RESUMEN
Hace alrededor de diez a quince años, una gran cantidad de niños se desplazaban por las principales intersecciones de la ciudad del Gran Santo Domingo, en el Distrito Nacional, así como en las principales vías de las provincias principales, limpiando los cristales de los vehículos que esperan el cambio del semáforo en las esquinas.
Estos infantes pedían por sus “servicios” un peso oro dominicano, lo que acumulado durante la jornada diaria, era suficiente para la compra del “pan nuestro de cada día”.
Pero sucede que al acecho de estos niños, como si se tratara de un ave rapiña, estaban los “tigueres” más grandes que veían como estos se hacían de las monedas, que posteriormente llevaban a sus padres, para la cena, quizás.
Pero también organismos internacionales, como la Organización Internacional del Trabajo (OIT), en contra de trabajo infantil, veían con ojerizas estos niños en las esquinas y principales intersecciones buscando el sustento de sus familias.
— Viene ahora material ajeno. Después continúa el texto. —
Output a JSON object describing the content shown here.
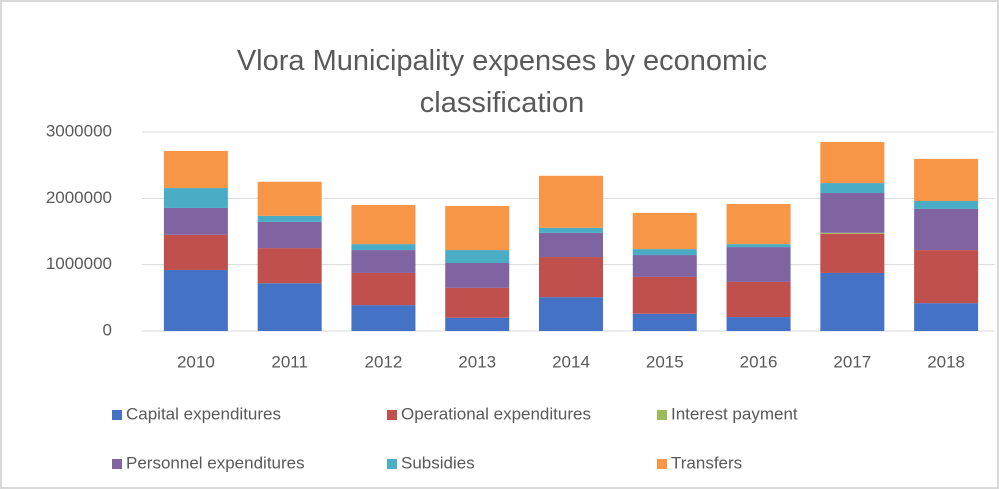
{
  "chart_data": {
    "type": "stacked_bar",
    "title": "Vlora Municipality expenses by economic classification",
    "categories": [
      "2010",
      "2011",
      "2012",
      "2013",
      "2014",
      "2015",
      "2016",
      "2017",
      "2018"
    ],
    "series": [
      {
        "name": "Capital expenditures",
        "color": "#4472c4",
        "values": [
          920000,
          720000,
          390000,
          200000,
          510000,
          260000,
          210000,
          875000,
          420000
        ]
      },
      {
        "name": "Operational expenditures",
        "color": "#c0504d",
        "values": [
          530000,
          530000,
          485000,
          450000,
          605000,
          555000,
          530000,
          590000,
          800000
        ]
      },
      {
        "name": "Interest payment",
        "color": "#9bbb59",
        "values": [
          0,
          0,
          0,
          0,
          0,
          0,
          0,
          15000,
          0
        ]
      },
      {
        "name": "Personnel expenditures",
        "color": "#8064a2",
        "values": [
          405000,
          395000,
          345000,
          375000,
          365000,
          330000,
          525000,
          600000,
          620000
        ]
      },
      {
        "name": "Subsidies",
        "color": "#4bacc6",
        "values": [
          300000,
          90000,
          90000,
          195000,
          75000,
          90000,
          45000,
          150000,
          120000
        ]
      },
      {
        "name": "Transfers",
        "color": "#f79646",
        "values": [
          560000,
          515000,
          590000,
          665000,
          785000,
          545000,
          605000,
          620000,
          635000
        ]
      }
    ],
    "ylim": [
      0,
      3000000
    ],
    "yticks": [
      0,
      1000000,
      2000000,
      3000000
    ],
    "grid": true,
    "legend": "bottom"
  }
}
En efecto, poco tiempo después estos infantes fueron sustituidos por los mayores, que ya no se conformaban con un peso oro, sino que pedían cinco y hasta diez pesos, siempre, “por sus servicios” de limpiar los vidrios en las esquinas, regularmente un servicio que el conductor o usuario nunca solicita, sino que tras la insistencia pertinaz del joven, que lanza una esponja mojada al cristal, hace casi obligatorio que tenga que limpiarlo.
Esto ha traído como consecuencias desgracias, como fue el caso ocurrido en la intersección de las avenidas Jiménez Moya y Sarasota, que culminó con la muerte de uno de estos muchachos limpiavidrios.
Pero, esto no termina allí, muchas mujeres conductoras especialmente por ser tan vulnerables son objeto de todo tipo de insinuaciones y amenazas, lo que amedrenta a estas y vulnera su derecho de transitar libremente en las calles y avenidas.
Dos mujeres periodistas han sido víctimas y han resultado hasta con los cristales rotos.
Una de las medidas anunciadas por la Autoridad Metropolitana del Transporte (AMET) posteriormente a estos incidentes ha sido la de “sacar” de las calles a estos mozalbetes, que no hay ninguna duda, se han convertido en un gran estorbo en las principales avenidas de esta ciudad de Santo Domingo y en las principales vías de Santiago y otras provincias.
Sin embargo, sacar a estos muchachos de las calles no ha sido ni será la solución a este grave problema social, si no le buscan qué hacer a estos muchachos.
Escuché que el alcalde de Santiago, está ofreciendo trabajo en el ayuntamiento de ese municipio a los muchachos limpiavidrios que, primeramente, fueron censados para saber de qué número estamos hablando, cosa que hace la diferencia. Porque no es lo mismo sacar a un muchacho de la calle, sin ofrecerle nada a cambio, ya que esto los obligaría a ir, entonces, a las mismas calles, pero a delinquir.
¿Cuál es, entonces, nuestra propuesta? Fácil, cada uno de los gobiernos municipales démosle la oportunidad a estos jóvenes para que trabajen. ¿Cómo? Creando por ejemplo lavaderos de carros públicos, para lo cual se utilizarían terrenos ubicados en el mismo centro de las ciudades para que tanto los choferes como los muchachos tengan acceso con facilidad.
Esta es una idea de tantas que pueden ocurrírseles a los alcaldes de cada una de las ciudades del país que están sufriendo por este problema.
Si sacamos a los muchachos limpiavidrios, sin ofrecerle una alternativa, estarán allí nuevamente en menos de lo que canta un gallo y eso no es lo que queremos.